DICCIONARIO MÉDICO

Rotenona

La rotenona es un compuesto natural de origen vegetal, aislado de las raíces de varias plantas leguminosas, que bloquea la respiración celular al inhibir el complejo I de la cadena de transporte de electrones mitocondrial. Se ha empleado durante siglos como veneno para pescar y, desde el siglo XX, como insecticida y piscicida agrícola. Hoy interesa además a la investigación biomédica porque su administración prolongada en animales de laboratorio reproduce rasgos característicos de la enfermedad de Parkinson.

Qué es la rotenona

Químicamente es un rotenoide, un subgrupo de isoflavonoides con una estructura de cuatro anillos fusionados. Su fórmula es C23H22O6, con un peso molecular de unos 394 g/mol, y se presenta como un sólido cristalino incoloro o ligeramente rojizo, sin olor propio.
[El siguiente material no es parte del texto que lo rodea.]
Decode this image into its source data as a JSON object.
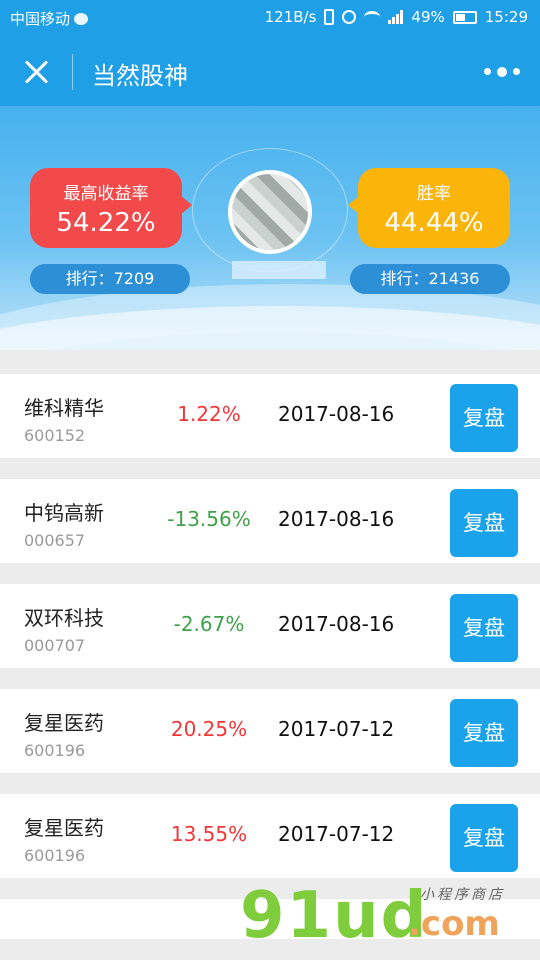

Se encuentra de forma natural en las raíces (y, en menor medida, en tallos y semillas) de varias especies de leguminosas de los géneros Derris, Lonchocarpus, Tephrosia y Millettia, plantas propias de Sudamérica, África y el sudeste asiático. Es, con diferencia, el rotenoide más estudiado: se ha identificado en más de sesenta especies vegetales distintas.

El nombre combina la voz japonesa roten, con la que se conocía en Taiwán a la planta Derris chinensis, y el sufijo químico -ona, que en la nomenclatura orgánica señala un grupo cetona.

Origen y aislamiento

Los pueblos indígenas de la Amazonia y del sudeste asiático llevaban siglos majando estas raíces y arrojándolas al agua para aturdir a los peces y facilitar su captura, una técnica conocida en español como barbasco. El compuesto responsable de ese efecto tardó, sin embargo, en tener nombre propio y una identidad química estable. A comienzos de la década de 1890, el botánico francés Emmanuel Geoffroy aisló la sustancia de la especie Lonchocarpus nicou durante un viaje a la Guayana Francesa y la llamó nicoulina; su tesis, inconclusa por su muerte en 1894 a causa de una enfermedad parasitaria, se publicó de forma póstuma en 1895. En 1912, un grupo japonés aisló de forma independiente un compuesto cristalino de Derris chinensis (conocida en Taiwán como roten) y le dio el nombre de rotenona. En 1916, un tercer grupo, trabajando con Derris elliptica, creyó haber dado con una sustancia distinta, a la que llamó tubotoxina. No lo era. En 1923 se demostró que nicoulina, rotenona y tubotoxina eran la misma molécula, y en 1929 se fijó su fórmula molecular correcta. La estructura completa se estableció en 1932, gracias al trabajo simultáneo de varios equipos de investigación.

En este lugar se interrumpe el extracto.